“You’ll have to excuse me, gentlemen,” replied Mr. Elkins, smiling deprecatingly. “When a man likes it as much as I do it ain’t very easy to foller instructions an’ let it alone. Sometimes I almost break loose an’ indulge, regardless of whether it kills me or not. I reckon it’ll get me yet.” He struck the bar a resounding blow with his clenched hand. “But I ain’t going to cave in till I has to!”
“That’s purty tough,” sympathized Wood Wright, reflectively. “I ain’t so very much taken with it, but I know I would be if I knowed I couldn’t have any.”
“Yes, that’s human nature, all right,” laughed Lucas. “That reminds me of a little thing that happened to me once—”
“Listen!” exclaimed Cowan, holding up his hand for silence. “I reckon that’s the Bar-20 now, or some of it—sounds like them when they’re feeling frisky. There’s allus something happening when them fellers are around.”
The proprietor was right, as proved a moment later when Johnny Nelson, continuing his argument, pushed open the door and entered the room. “I didn’t neither; an’ you know it!” he flung over his shoulder.
“Then who did?” demanded Hopalong, chuckling. “Why, hullo, boys,” he said, nodding to his friends at the bar. “Nobody else would do a fool thing like that; nobody but you, Kid,” he added, turning to Johnny.
“I don’t care a hang what you think; I say I didn’t an’—”
“He shore did, all right; I seen him just afterward,” laughed Billy Williams, pressing close upon Hopalong’s heels. “Howdy, Lucas; an’ there’s that ol’ coyote, Wood Wright.
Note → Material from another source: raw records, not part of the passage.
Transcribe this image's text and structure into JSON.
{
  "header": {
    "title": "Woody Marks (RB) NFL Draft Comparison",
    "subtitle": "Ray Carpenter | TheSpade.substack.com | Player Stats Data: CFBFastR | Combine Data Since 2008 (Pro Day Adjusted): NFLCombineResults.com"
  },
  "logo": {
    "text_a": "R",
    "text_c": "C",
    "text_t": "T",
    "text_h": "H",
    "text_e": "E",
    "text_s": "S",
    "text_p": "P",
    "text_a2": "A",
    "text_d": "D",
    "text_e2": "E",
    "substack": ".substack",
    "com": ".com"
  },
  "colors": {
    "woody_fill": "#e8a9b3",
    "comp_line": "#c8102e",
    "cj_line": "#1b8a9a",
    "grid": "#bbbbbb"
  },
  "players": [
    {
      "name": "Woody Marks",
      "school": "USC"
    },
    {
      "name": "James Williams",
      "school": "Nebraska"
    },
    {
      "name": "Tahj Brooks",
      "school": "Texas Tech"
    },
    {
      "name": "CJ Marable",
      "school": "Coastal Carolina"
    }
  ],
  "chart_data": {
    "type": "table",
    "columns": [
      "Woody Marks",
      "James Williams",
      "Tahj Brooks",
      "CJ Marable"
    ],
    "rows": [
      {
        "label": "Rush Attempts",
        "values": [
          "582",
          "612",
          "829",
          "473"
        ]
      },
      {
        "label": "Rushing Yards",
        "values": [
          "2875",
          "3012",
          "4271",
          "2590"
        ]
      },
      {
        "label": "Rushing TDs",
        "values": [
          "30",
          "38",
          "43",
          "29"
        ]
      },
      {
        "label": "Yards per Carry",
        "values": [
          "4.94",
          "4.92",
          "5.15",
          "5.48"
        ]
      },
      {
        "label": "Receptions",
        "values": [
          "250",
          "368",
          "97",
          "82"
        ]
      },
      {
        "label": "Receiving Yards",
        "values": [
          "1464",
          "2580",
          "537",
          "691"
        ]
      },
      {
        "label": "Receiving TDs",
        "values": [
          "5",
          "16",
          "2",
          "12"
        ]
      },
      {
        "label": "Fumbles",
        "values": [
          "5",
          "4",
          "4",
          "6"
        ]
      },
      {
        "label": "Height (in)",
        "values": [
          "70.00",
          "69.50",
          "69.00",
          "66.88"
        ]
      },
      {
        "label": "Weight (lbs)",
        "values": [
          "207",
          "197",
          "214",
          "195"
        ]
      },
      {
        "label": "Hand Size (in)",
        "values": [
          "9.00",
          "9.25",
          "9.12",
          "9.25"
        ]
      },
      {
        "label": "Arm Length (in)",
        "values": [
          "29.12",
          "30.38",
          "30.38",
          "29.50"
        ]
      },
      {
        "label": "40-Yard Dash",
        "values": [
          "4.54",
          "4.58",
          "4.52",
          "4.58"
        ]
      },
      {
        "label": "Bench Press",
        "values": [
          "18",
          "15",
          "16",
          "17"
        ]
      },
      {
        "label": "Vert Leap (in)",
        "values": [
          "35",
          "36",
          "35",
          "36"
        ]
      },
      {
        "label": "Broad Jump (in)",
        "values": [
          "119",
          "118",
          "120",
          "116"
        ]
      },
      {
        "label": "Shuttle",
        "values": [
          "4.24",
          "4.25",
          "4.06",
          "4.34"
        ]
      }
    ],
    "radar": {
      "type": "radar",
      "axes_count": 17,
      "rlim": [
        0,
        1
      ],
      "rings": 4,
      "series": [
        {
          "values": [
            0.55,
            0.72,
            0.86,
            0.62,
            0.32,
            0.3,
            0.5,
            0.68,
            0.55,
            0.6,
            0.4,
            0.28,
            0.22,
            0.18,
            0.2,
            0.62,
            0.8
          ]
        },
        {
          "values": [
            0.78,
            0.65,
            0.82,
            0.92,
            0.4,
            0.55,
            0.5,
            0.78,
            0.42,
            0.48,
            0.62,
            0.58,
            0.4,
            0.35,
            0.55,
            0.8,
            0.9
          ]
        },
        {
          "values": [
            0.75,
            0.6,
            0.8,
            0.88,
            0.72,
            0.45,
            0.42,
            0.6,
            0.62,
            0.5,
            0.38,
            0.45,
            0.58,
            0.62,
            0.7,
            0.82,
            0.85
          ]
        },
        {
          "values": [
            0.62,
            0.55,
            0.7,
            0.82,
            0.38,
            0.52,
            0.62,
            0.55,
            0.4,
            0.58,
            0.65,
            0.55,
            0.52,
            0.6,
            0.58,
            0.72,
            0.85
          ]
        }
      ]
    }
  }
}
How’s everybody feeling?”
“Where’s the rest of you fellers?” inquired Cowan.
“Stayed home to-night,” replied Hopalong.
“Got any loose money, you two?” asked Billy, grinning at Lucas and Wright.
“I reckon we have—an’ our credit’s good if we ain’t. We’re good for a dollar or two, ain’t we, Cowan?” replied Lucas.
“Two dollars an’ four bits,” corrected Cowan. “I’ll raise it to three dollars even when you pay me that ’leven cents you owe me.”
“’Leven cents? What ’leven cents?”
“Postage stamps an’ envelope for that love letter you writ.”
“Go to blazes; that wasn’t no love letter!” snorted Lucas, indignantly. “That was my quarterly report. I never did write no love letters, nohow.”
“We’ll trim you fellers to-night, if you’ve got the nerve to play us,” grinned Johnny, expectantly.
“Yes; an’ we’ve got that, too. Give us the cards, Cowan,” requested Wood Wright, turning. “They won’t give us no peace till we take all their money away from ’em.”
“Open game,” prompted Cowan, glancing meaningly at Elkins, who stood by idly looking on, and without showing much interest in the scene.
“Shore! Everybody can come in what wants to,” replied Lucas, heartily, leading the others to the table. “I allus did like a six-handed game best—all the cards are out an’ there’s some excitement in it.”